The same applies to setting a travel schedule for yourself based on your own philosophy.
I’ve traveled extensively for about 5 years now, and the strategy I use to make every trip satisfying is a lot like how I set the cruise control on my car when I’m on the freeway.
I don’t try to cram ton of stuff into a short schedule because I know it will only burn me out and lead to boredom once I crash. But I also don’t travel somewhere to just sit around because I know I’ll get bored and become hyperactive later on.
Instead, I follow a schedule based on my own personal philosophy for why I travel. I want to see and understand the world. I want to experience unusual (to me) things. So, I set aside a few weeks every year to get away from home.

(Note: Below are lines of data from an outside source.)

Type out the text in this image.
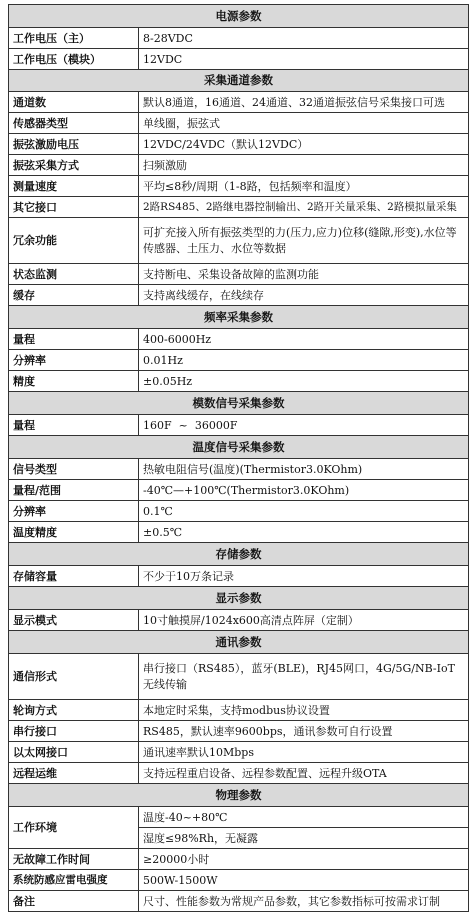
电源参数	
工作电压（主）	8-28VDC
工作电压（模块）	12VDC
采集通道参数	
通道数	默认8通道，16通道、24通道、32通道振弦信号采集接口可选
传感器类型	单线圈，振弦式
振弦激励电压	12VDC/24VDC（默认12VDC）
振弦采集方式	扫频激励
测量速度	平均≤8秒/周期（1-8路，包括频率和温度）
其它接口	2路RS485、2路继电器控制输出、2路开关量采集、2路模拟量采集
冗余功能	可扩充接入所有振弦类型的力(压力,应力)位移(缝隙,形变),水位等传感器、土压力、水位等数据
状态监测	支持断电、采集设备故障的监测功能
缓存	支持离线缓存，在线续存
频率采集参数	
量程	400-6000Hz
分辨率	0.01Hz
精度	±0.05Hz
模数信号采集参数	
量程	160F  ~  36000F
温度信号采集参数	
信号类型	热敏电阻信号(温度)(Thermistor3.0KOhm)
量程/范围	-40℃—+100℃(Thermistor3.0KOhm)
分辨率	0.1℃
温度精度	±0.5℃
存储参数	
存储容量	不少于10万条记录
显示参数	
显示模式	10寸触摸屏/1024x600高清点阵屏（定制）
通讯参数	
通信形式	串行接口（RS485），蓝牙(BLE)，RJ45网口，4G/5G/NB-IoT无线传输
轮询方式	本地定时采集，支持modbus协议设置
串行接口	RS485，默认速率9600bps，通讯参数可自行设置
以太网接口	通讯速率默认10Mbps
远程运维	支持远程重启设备、远程参数配置、远程升级OTA
物理参数	
工作环境	温度-40~+80℃
	湿度≤98%Rh，无凝露
无故障工作时间	≥20000小时
系统防感应雷电强度	500W-1500W
备注	尺寸、性能参数为常规产品参数，其它参数指标可按需求订制
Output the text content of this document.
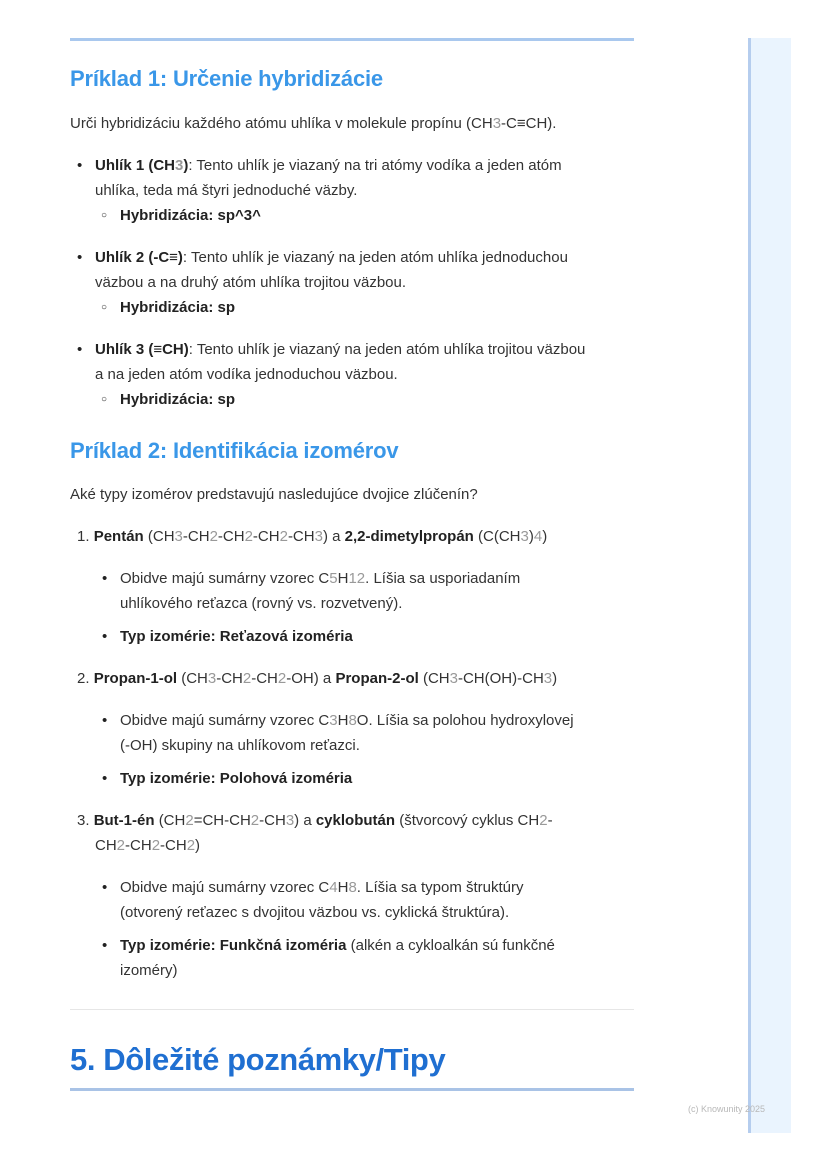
Príklad 1: Určenie hybridizácie

Urči hybridizáciu každého atómu uhlíka v molekule propínu (CH3-C≡CH).

• Uhlík 1 (CH3): Tento uhlík je viazaný na tri atómy vodíka a jeden atóm
uhlíka, teda má štyri jednoduché väzby.
○ Hybridizácia: sp^3^
• Uhlík 2 (-C≡): Tento uhlík je viazaný na jeden atóm uhlíka jednoduchou
väzbou a na druhý atóm uhlíka trojitou väzbou.
○ Hybridizácia: sp
• Uhlík 3 (≡CH): Tento uhlík je viazaný na jeden atóm uhlíka trojitou väzbou
a na jeden atóm vodíka jednoduchou väzbou.
○ Hybridizácia: sp
Príklad 2: Identifikácia izomérov

Aké typy izomérov predstavujú nasledujúce dvojice zlúčenín?

1. Pentán (CH3-CH2-CH2-CH2-CH3) a 2,2-dimetylpropán (C(CH3)4)
• Obidve majú sumárny vzorec C5H12. Líšia sa usporiadaním
uhlíkového reťazca (rovný vs. rozvetvený).
• Typ izomérie: Reťazová izoméria
2. Propan-1-ol (CH3-CH2-CH2-OH) a Propan-2-ol (CH3-CH(OH)-CH3)
• Obidve majú sumárny vzorec C3H8O. Líšia sa polohou hydroxylovej
(-OH) skupiny na uhlíkovom reťazci.
• Typ izomérie: Polohová izoméria
3. But-1-én (CH2=CH-CH2-CH3) a cyklobután (štvorcový cyklus CH2-
CH2-CH2-CH2)
• Obidve majú sumárny vzorec C4H8. Líšia sa typom štruktúry
(otvorený reťazec s dvojitou väzbou vs. cyklická štruktúra).
• Typ izomérie: Funkčná izoméria (alkén a cykloalkán sú funkčné
izoméry)
5. Dôležité poznámky/Tipy
(c) Knowunity 2025
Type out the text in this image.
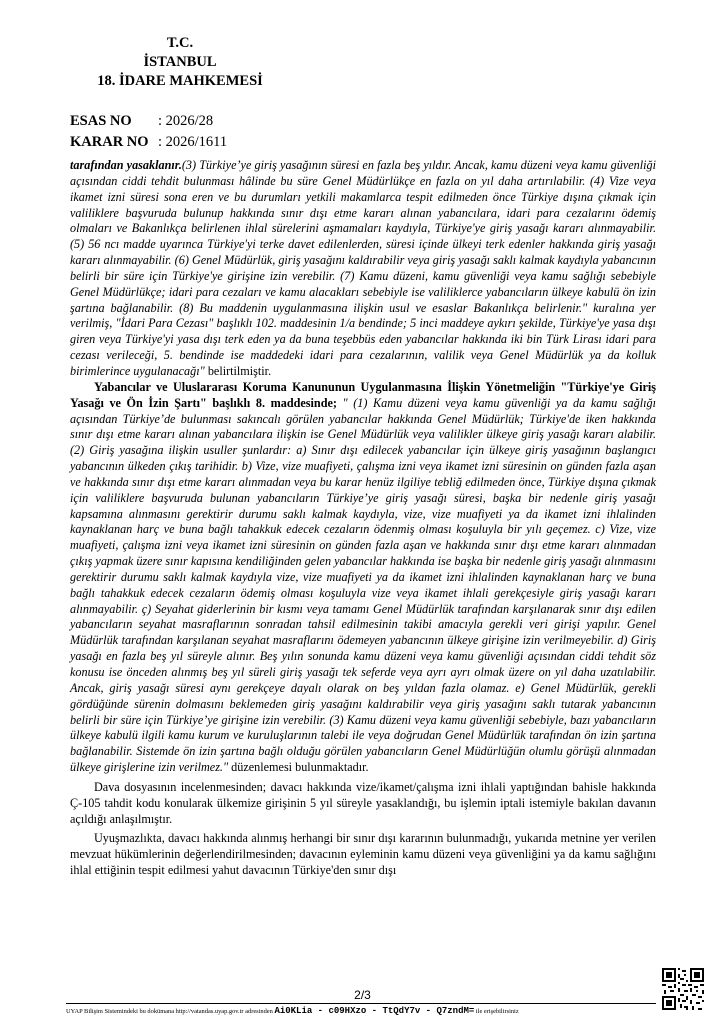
T.C.
İSTANBUL
18. İDARE MAHKEMESİ
ESAS NO	: 2026/28
KARAR NO : 2026/1611

tarafından yasaklanır.(3) Türkiye’ye giriş yasağının süresi en fazla beş yıldır. Ancak, kamu düzeni veya kamu güvenliği açısından ciddi tehdit bulunması hâlinde bu süre Genel Müdürlükçe en fazla on yıl daha artırılabilir. (4) Vize veya ikamet izni süresi sona eren ve bu durumları yetkili makamlarca tespit edilmeden önce Türkiye dışına çıkmak için valiliklere başvuruda bulunup hakkında sınır dışı etme kararı alınan yabancılara, idari para cezalarını ödemiş olmaları ve Bakanlıkça belirlenen ihlal sürelerini aşmamaları kaydıyla, Türkiye'ye giriş yasağı kararı alınmayabilir. (5) 56 ncı madde uyarınca Türkiye'yi terke davet edilenlerden, süresi içinde ülkeyi terk edenler hakkında giriş yasağı kararı alınmayabilir. (6) Genel Müdürlük, giriş yasağını kaldırabilir veya giriş yasağı saklı kalmak kaydıyla yabancının belirli bir süre için Türkiye'ye girişine izin verebilir. (7) Kamu düzeni, kamu güvenliği veya kamu sağlığı sebebiyle Genel Müdürlükçe; idari para cezaları ve kamu alacakları sebebiyle ise valiliklerce yabancıların ülkeye kabulü ön izin şartına bağlanabilir. (8) Bu maddenin uygulanmasına ilişkin usul ve esaslar Bakanlıkça belirlenir." kuralına yer verilmiş, "İdari Para Cezası" başlıklı 102. maddesinin 1/a bendinde; 5 inci maddeye aykırı şekilde, Türkiye'ye yasa dışı giren veya Türkiye'yi yasa dışı terk eden ya da buna teşebbüs eden yabancılar hakkında iki bin Türk Lirası idari para cezası verileceği, 5. bendinde ise maddedeki idari para cezalarının, valilik veya Genel Müdürlük ya da kolluk birimlerince uygulanacağı" belirtilmiştir.

Yabancılar ve Uluslararası Koruma Kanununun Uygulanmasına İlişkin Yönetmeliğin "Türkiye'ye Giriş Yasağı ve Ön İzin Şartı" başlıklı 8. maddesinde; " (1) Kamu düzeni veya kamu güvenliği ya da kamu sağlığı açısından Türkiye’de bulunması sakıncalı görülen yabancılar hakkında Genel Müdürlük; Türkiye'de iken hakkında sınır dışı etme kararı alınan yabancılara ilişkin ise Genel Müdürlük veya valilikler ülkeye giriş yasağı kararı alabilir. (2) Giriş yasağına ilişkin usuller şunlardır: a) Sınır dışı edilecek yabancılar için ülkeye giriş yasağının başlangıcı yabancının ülkeden çıkış tarihidir. b) Vize, vize muafiyeti, çalışma izni veya ikamet izni süresinin on günden fazla aşan ve hakkında sınır dışı etme kararı alınmadan veya bu karar henüz ilgiliye tebliğ edilmeden önce, Türkiye dışına çıkmak için valiliklere başvuruda bulunan yabancıların Türkiye’ye giriş yasağı süresi, başka bir nedenle giriş yasağı kapsamına alınmasını gerektirir durumu saklı kalmak kaydıyla, vize, vize muafiyeti ya da ikamet izni ihlalinden kaynaklanan harç ve buna bağlı tahakkuk edecek cezaların ödenmiş olması koşuluyla bir yılı geçemez. c) Vize, vize muafiyeti, çalışma izni veya ikamet izni süresinin on günden fazla aşan ve hakkında sınır dışı etme kararı alınmadan çıkış yapmak üzere sınır kapısına kendiliğinden gelen yabancılar hakkında ise başka bir nedenle giriş yasağı alınmasını gerektirir durumu saklı kalmak kaydıyla vize, vize muafiyeti ya da ikamet izni ihlalinden kaynaklanan harç ve buna bağlı tahakkuk edecek cezaların ödemiş olması koşuluyla vize veya ikamet ihlali gerekçesiyle giriş yasağı kararı alınmayabilir. ç) Seyahat giderlerinin bir kısmı veya tamamı Genel Müdürlük tarafından karşılanarak sınır dışı edilen yabancıların seyahat masraflarının sonradan tahsil edilmesinin takibi amacıyla gerekli veri girişi yapılır. Genel Müdürlük tarafından karşılanan seyahat masraflarını ödemeyen yabancının ülkeye girişine izin verilmeyebilir. d) Giriş yasağı en fazla beş yıl süreyle alınır. Beş yılın sonunda kamu düzeni veya kamu güvenliği açısından ciddi tehdit söz konusu ise önceden alınmış beş yıl süreli giriş yasağı tek seferde veya ayrı ayrı olmak üzere on yıl daha uzatılabilir. Ancak, giriş yasağı süresi aynı gerekçeye dayalı olarak on beş yıldan fazla olamaz. e) Genel Müdürlük, gerekli gördüğünde sürenin dolmasını beklemeden giriş yasağını kaldırabilir veya giriş yasağını saklı tutarak yabancının belirli bir süre için Türkiye’ye girişine izin verebilir. (3) Kamu düzeni veya kamu güvenliği sebebiyle, bazı yabancıların ülkeye kabulü ilgili kamu kurum ve kuruluşlarının talebi ile veya doğrudan Genel Müdürlük tarafından ön izin şartına bağlanabilir. Sistemde ön izin şartına bağlı olduğu görülen yabancıların Genel Müdürlüğün olumlu görüşü alınmadan ülkeye girişlerine izin verilmez." düzenlemesi bulunmaktadır.

Dava dosyasının incelenmesinden; davacı hakkında vize/ikamet/çalışma izni ihlali yaptığından bahisle hakkında Ç-105 tahdit kodu konularak ülkemize girişinin 5 yıl süreyle yasaklandığı, bu işlemin iptali istemiyle bakılan davanın açıldığı anlaşılmıştır.

Uyuşmazlıkta, davacı hakkında alınmış herhangi bir sınır dışı kararının bulunmadığı, yukarıda metnine yer verilen mevzuat hükümlerinin değerlendirilmesinden; davacının eyleminin kamu düzeni veya güvenliğini ya da kamu sağlığını ihlal ettiğinin tespit edilmesi yahut davacının Türkiye'den sınır dışı

2/3
UYAP Bilişim Sistemindeki bu dokümana http://vatandas.uyap.gov.tr adresinden Ai0KLia - c09HXzo - TtQdY7v - Q7zndM= ile erişebilirsiniz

Sometimes, that means going to Antarctica to run a marathon or Russia to climb a mountain. Other times, it’s just getting out of the city for a weekend.
I never worry about not having enough time to see everything. That only leads to not appreciating what I do see. But I also don’t stay home if the travel schedule—usually 4-5 weeks/year isn’t full. I find somewhere to go and something to do. I don’t want to sit around collecting dust.
As a result, I end up getting away just long enough to recharge, and I spend that time doing what’s important to me. If I miss something, I can always go back. In a way, I put my travel on cruise control—I make it consistent.
As a famous dead guy once said, “Nature does not hurry, yet everything is accomplished.” You don’t have as much time as nature, but I think it’s a good philosophy to live by.
How much more satisfying would your vacations be if travel was a regular part of your life and not something precious that you micromanage the happiness out of? What if vacation could be something abundant and not scarce… simply by changing the way you think about it? What if you put fewer expectations on your trips and just enjoyed the experiences that fit?
I think every day—traveling or not—would be a little more enjoyable.